Our politics would promote African American owned businesses and encourage us to use our dollars in more productive ways.
In your community has there been analysis of where our dollars go in our respective communities? Small businesses alone cannot solve our problems, but they can begin to help by hiring young black workers.
In an increasingly pressurized economy, African Americans we must join our collective interests into a broader movement with progressive Latina/o, Environmental, Businesses, and Labor organizations.
Our politics must be intent on relieving the pressures in our households that destroy our family network. By addressing our familial economic concerns the implications are enormous for love relationships, family ties, and the overall strength of individual black men and women.
Here’s some ways to get at our political interests:
• Which of the current people running for office have come to an organized meeting and discussed African American economic needs and desires? How is this reflected in their campaign ads and in their speeches?
• Look through the ballot initiatives carefully. See which ones will do adverse harm to our community. See which initiatives threaten our already fragile economic well-being.
• Of the people running for office locally see how many of them have African Americans in their businesses or offices before they ran for office? Which ones have African Americans as window dressings on their staffs?

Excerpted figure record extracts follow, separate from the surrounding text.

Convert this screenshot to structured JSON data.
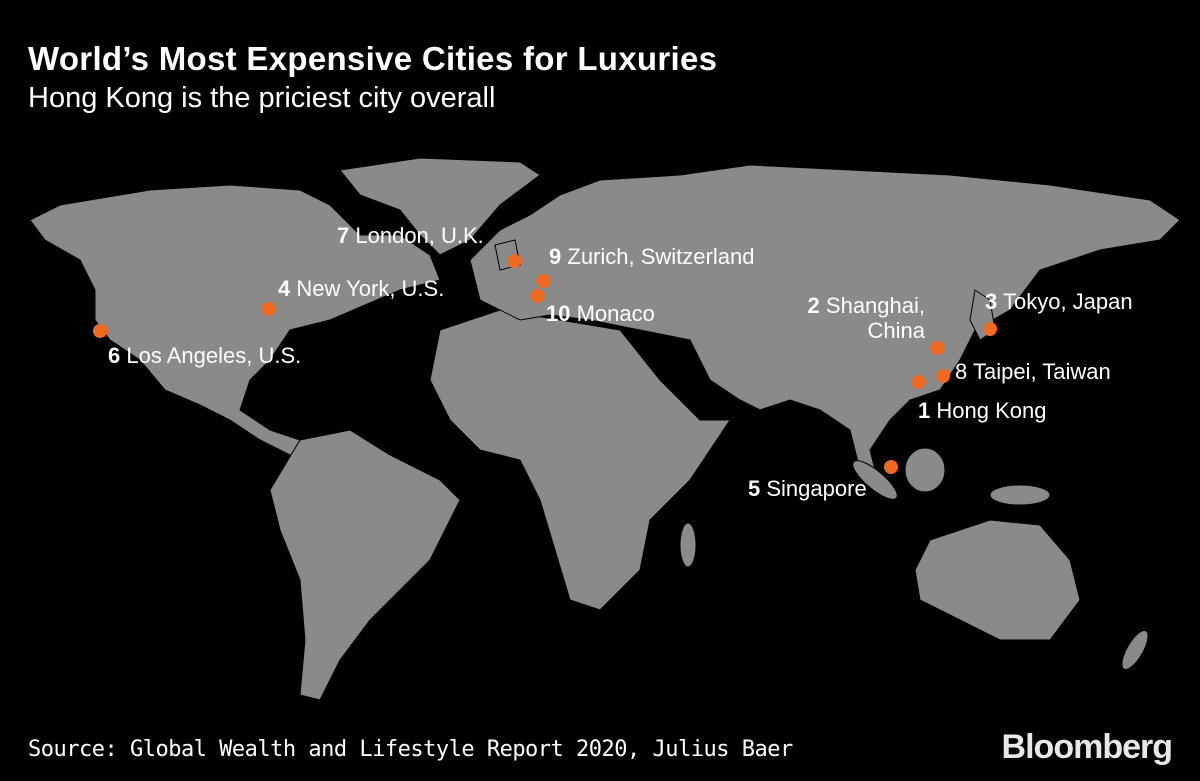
{
  "header": {
    "title": "World’s Most Expensive Cities for Luxuries",
    "subtitle": "Hong Kong is the priciest city overall"
  },
  "cities": [
    {
      "rank": 1,
      "name": "Hong Kong"
    },
    {
      "rank": 2,
      "name": "Shanghai,\nChina"
    },
    {
      "rank": 3,
      "name": "Tokyo, Japan"
    },
    {
      "rank": 4,
      "name": "New York, U.S."
    },
    {
      "rank": 5,
      "name": "Singapore"
    },
    {
      "rank": 6,
      "name": "Los Angeles, U.S."
    },
    {
      "rank": 7,
      "name": "London, U.K."
    },
    {
      "rank": 8,
      "name": "Taipei, Taiwan"
    },
    {
      "rank": 9,
      "name": "Zurich, Switzerland"
    },
    {
      "rank": 10,
      "name": "Monaco"
    }
  ],
  "footer": {
    "source": "Source: Global Wealth and Lifestyle Report 2020, Julius Baer",
    "brand": "Bloomberg"
  }
}
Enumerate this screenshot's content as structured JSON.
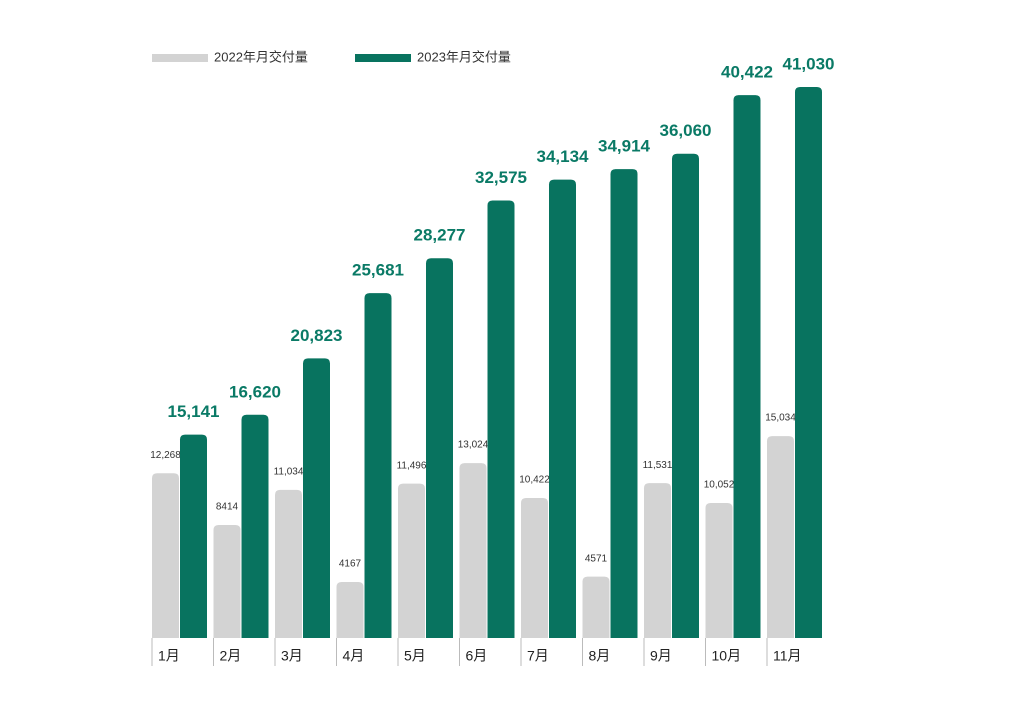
{
  "chart_data": {
    "type": "bar",
    "categories": [
      "1月",
      "2月",
      "3月",
      "4月",
      "5月",
      "6月",
      "7月",
      "8月",
      "9月",
      "10月",
      "11月"
    ],
    "series": [
      {
        "name": "2022年月交付量",
        "color": "#d3d3d3",
        "values": [
          12268,
          8414,
          11034,
          4167,
          11496,
          13024,
          10422,
          4571,
          11531,
          10052,
          15034
        ],
        "value_labels": [
          "12,268",
          "8414",
          "11,034",
          "4167",
          "11,496",
          "13,024",
          "10,422",
          "4571",
          "11,531",
          "10,052",
          "15,034"
        ]
      },
      {
        "name": "2023年月交付量",
        "color": "#08735f",
        "values": [
          15141,
          16620,
          20823,
          25681,
          28277,
          32575,
          34134,
          34914,
          36060,
          40422,
          41030
        ],
        "value_labels": [
          "15,141",
          "16,620",
          "20,823",
          "25,681",
          "28,277",
          "32,575",
          "34,134",
          "34,914",
          "36,060",
          "40,422",
          "41,030"
        ]
      }
    ],
    "legend": "top-left"
  }
}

• Of the parties vying for our votes determine how best their party’s agenda correlates with the economic and educational needs of our families?
• Which elected officials bidding for our votes have address in their platforms the issue of the criminalization and imprisonment of black people, especially our young black men?
• Of the parties and individuals seeking our votes determine their funding and educational priorities for urban school districts.
Individually you and your families must act on these questions once you learn the full answer to your questions. Here is the simplest thing you can do: call your kinfolk and urge them to act in concert what you have learned from your local and national politicians and vote! One thing I am certain of, if we must build an organization around the needs of our families! All of us will be stronger in the long run. Politics cannot save, but they might make our lives better if we act collectively together.